A seguito di questi interventi, AGCOM ha anche avviato una consultazione pubblica per l’introduzione di numerazioni brevi a tre cifre destinate a identificare le chiamate legali di telemarketing/teleselling. Questo “codice a tre cifre” servirà come elemento immediatamente riconoscibile per l’utente finale, facilitando la distinzione tra chiamate autorizzate e potenziali molestie o frodi. I numeri a tre cifre, analoghi a quelli già usati per servizi di assistenza clienti o numerazioni speciali, non dovrebbero essere replicabili da fornitori esteri o da call center non autorizzati, rendendo estremamente difficile l’utilizzo fraudolento dei CLI.
Il fenomeno delle chiamate dall’estero e perché gli utenti non rispondono
Prima dell’intervento AGCOM, molti call center legittimi o illegali facevano camuffare numeri esteri con prefissi italiani per aggirare i filtri, far apparire la chiamata come locale e aumentare le probabilità di risposta. Dopo l’attivazione dei filtri anti-spoofing, le chiamate con falsi numeri italiani vengono bloccate a monte dagli operatori di rete e i call center che non si sono messi a regole finiscono per mostrare prefissi esteri reali (ad esempio +44, +46, +40, +34), ai quali gli utenti sono notoriamente riluttanti a rispondere.

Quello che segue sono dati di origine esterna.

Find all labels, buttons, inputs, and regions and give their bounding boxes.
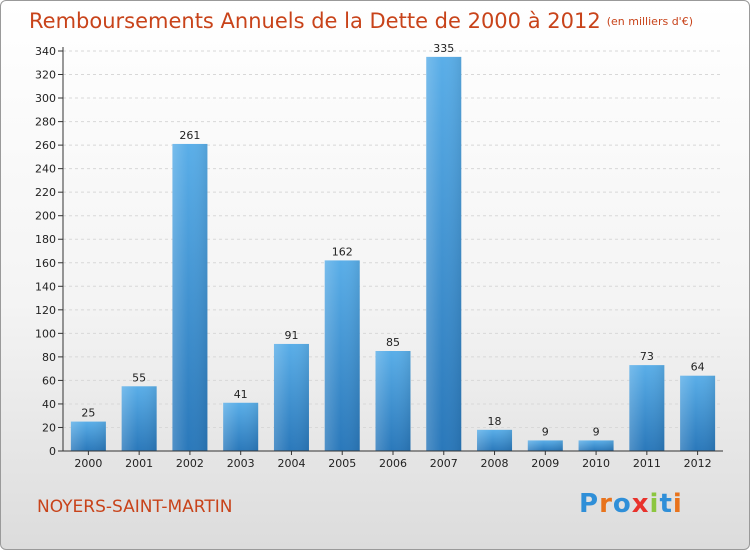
y-tick-label: 180 bbox=[35, 233, 56, 246]
y-tick-label: 280 bbox=[35, 116, 56, 129]
y-tick-label: 140 bbox=[35, 280, 56, 293]
bar-shade bbox=[324, 260, 360, 451]
bar-shade bbox=[477, 429, 513, 451]
y-tick-label: 240 bbox=[35, 163, 56, 176]
logo-letter: t bbox=[659, 489, 673, 519]
logo-letter: x bbox=[631, 489, 650, 519]
data-label: 91 bbox=[284, 329, 298, 342]
y-tick-label: 120 bbox=[35, 304, 56, 317]
bar-shade bbox=[375, 351, 411, 451]
y-tick-label: 320 bbox=[35, 69, 56, 82]
bar-shade bbox=[426, 56, 462, 451]
y-tick-label: 0 bbox=[49, 445, 56, 458]
y-tick-label: 20 bbox=[42, 421, 56, 434]
logo-letter: o bbox=[612, 489, 632, 519]
y-tick-label: 60 bbox=[42, 374, 56, 387]
y-tick-label: 100 bbox=[35, 327, 56, 340]
logo-letter: r bbox=[599, 489, 613, 519]
x-tick-label: 2007 bbox=[430, 457, 458, 470]
chart-subtitle: (en milliers d'€) bbox=[606, 15, 693, 28]
logo-letter: i bbox=[649, 489, 660, 519]
bar-layer bbox=[70, 56, 716, 452]
axis-layer: 0 20 40 60 80 100 120 140 160 180 200 220 240 260 280 3… bbox=[35, 45, 723, 470]
bar-shade bbox=[70, 421, 106, 451]
x-tick-label: 2008 bbox=[481, 457, 509, 470]
y-tick-label: 80 bbox=[42, 351, 56, 364]
x-tick-label: 2011 bbox=[633, 457, 661, 470]
data-label: 25 bbox=[81, 407, 95, 420]
title-text: Remboursements Annuels de la Dette de 20… bbox=[29, 9, 601, 33]
y-tick-label: 160 bbox=[35, 257, 56, 270]
y-tick-label: 260 bbox=[35, 139, 56, 152]
x-tick-label: 2012 bbox=[684, 457, 712, 470]
bar-shade bbox=[527, 440, 563, 451]
data-label: 162 bbox=[332, 245, 353, 258]
data-label: 9 bbox=[593, 425, 600, 438]
bar-shade bbox=[121, 386, 157, 451]
y-tick-label: 40 bbox=[42, 398, 56, 411]
data-label: 41 bbox=[234, 388, 248, 401]
data-label: 18 bbox=[488, 415, 502, 428]
commune-name: NOYERS-SAINT-MARTIN bbox=[37, 497, 233, 517]
data-label: 64 bbox=[691, 361, 705, 374]
data-label: 335 bbox=[433, 42, 454, 55]
proxiti-logo: Proxiti bbox=[579, 489, 683, 519]
logo-letter: P bbox=[579, 489, 600, 519]
bar-shade bbox=[273, 343, 309, 451]
x-tick-label: 2003 bbox=[227, 457, 255, 470]
bar-shade bbox=[578, 440, 614, 451]
x-tick-label: 2000 bbox=[74, 457, 102, 470]
x-tick-label: 2010 bbox=[582, 457, 610, 470]
x-tick-label: 2002 bbox=[176, 457, 204, 470]
bar-shade bbox=[680, 375, 716, 451]
y-tick-label: 340 bbox=[35, 45, 56, 58]
bar-shade bbox=[223, 402, 259, 451]
x-tick-label: 2009 bbox=[531, 457, 559, 470]
data-label: 73 bbox=[640, 350, 654, 363]
data-label: 55 bbox=[132, 371, 146, 384]
y-tick-label: 220 bbox=[35, 186, 56, 199]
bar-shade bbox=[172, 143, 208, 452]
chart-title: Remboursements Annuels de la Dette de 20… bbox=[29, 9, 693, 33]
x-tick-label: 2004 bbox=[277, 457, 305, 470]
x-tick-label: 2006 bbox=[379, 457, 407, 470]
data-label: 261 bbox=[179, 129, 200, 142]
data-label: 85 bbox=[386, 336, 400, 349]
data-label: 9 bbox=[542, 425, 549, 438]
label-layer: 25 55 261 41 91 162 85 335 18 9 9 73 64 bbox=[81, 42, 704, 439]
x-tick-label: 2005 bbox=[328, 457, 356, 470]
logo-letter: i bbox=[672, 489, 683, 519]
y-tick-label: 300 bbox=[35, 92, 56, 105]
y-tick-label: 200 bbox=[35, 210, 56, 223]
x-tick-label: 2001 bbox=[125, 457, 153, 470]
bar-shade bbox=[629, 365, 665, 451]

Questo genera una doppia criticità per il call center:
- il traffico outbound è declassato o bloccato perché non conforme;
- gli utenti non rispondono ai numeri con prefisso estero, riducendo ulteriormente il tasso di risposta.
In altre parole, le logiche di spoofing non solo sono oggi illegali, ma sono anche controproducenti dal punto di vista delle performance.
Come essere conformi alla normativa AGCOM
Per lavorare efficacemente dopo questi cambiamenti, un call center deve soddisfare requisiti operativi e tecnici stringenti:
- numerazioni legittime e tracciabili: le chiamate devono uscire da numeri correttamente assegnati e verificabili, provenienti dall’Italia, per non essere bloccate dai filtri di rete;
- conformità normativa completa: iscrizione al Registro degli Operatori di Comunicazione (ROC) e gestione accurata del Registro Pubblico delle Opposizioni (RPO);
- trasparenza e identificabilità: verificare se i contatti sono consensati e l’adozione di numeri riconosciuti (come quelli brevi a tre cifre) aumenta la fiducia dell’utente finale e riduce i rischi di classificazione come telemarketing molesto.
Come crm4 risponde alle nuove regole
Crm4 è stato progettato per permettere ai call center di lavorare in piena conformità normativa senza sacrificare l’efficacia delle campagne. La piattaforma gestisce la numerazione in modo completo: le chiamate in uscita vengono effettuate solo da numeri aziendali reali e tracciabili, esclusivamente italiani, eliminando il rischio di blocchi causati da call spoofing o CLI falsificati. Grazie a un’infrastruttura VoIP 100% italiana, ogni chiamata rispetta i criteri AGCOM e mantiene alte probabilità di risposta da parte degli utenti.
Crm4 integra la verifica delle liste attraverso il Registro Pubblico delle Opposizioni (RPO), così da garantire che nessuna chiamata venga inviata a contatti che vi hanno espresso opposizione, riducendo i rischi di sanzioni e preservando la reputazione aziendale. Allo stesso tempo, la piattaforma consente di gestire liste e contatti in modo intelligente, impostando, ad esempio, i tempi dei richiami in modo personalizzato.
Infine, offre WhatsApp nativo come canale complementare alle chiamate. Questa funzione non solo aumenta le possibilità di contatto, ma migliora la percezione dell’azienda agli occhi dei clienti: i messaggi arrivano da numeri verificati e riconoscibili, rafforzando credibilità e fiducia. In sintesi, crm4 non si limita a far rispettare le regole: le trasforma in vantaggi operativi concreti, assicurando che il tuo call center continui a produrre risultati anche dopo le novità AGCOM.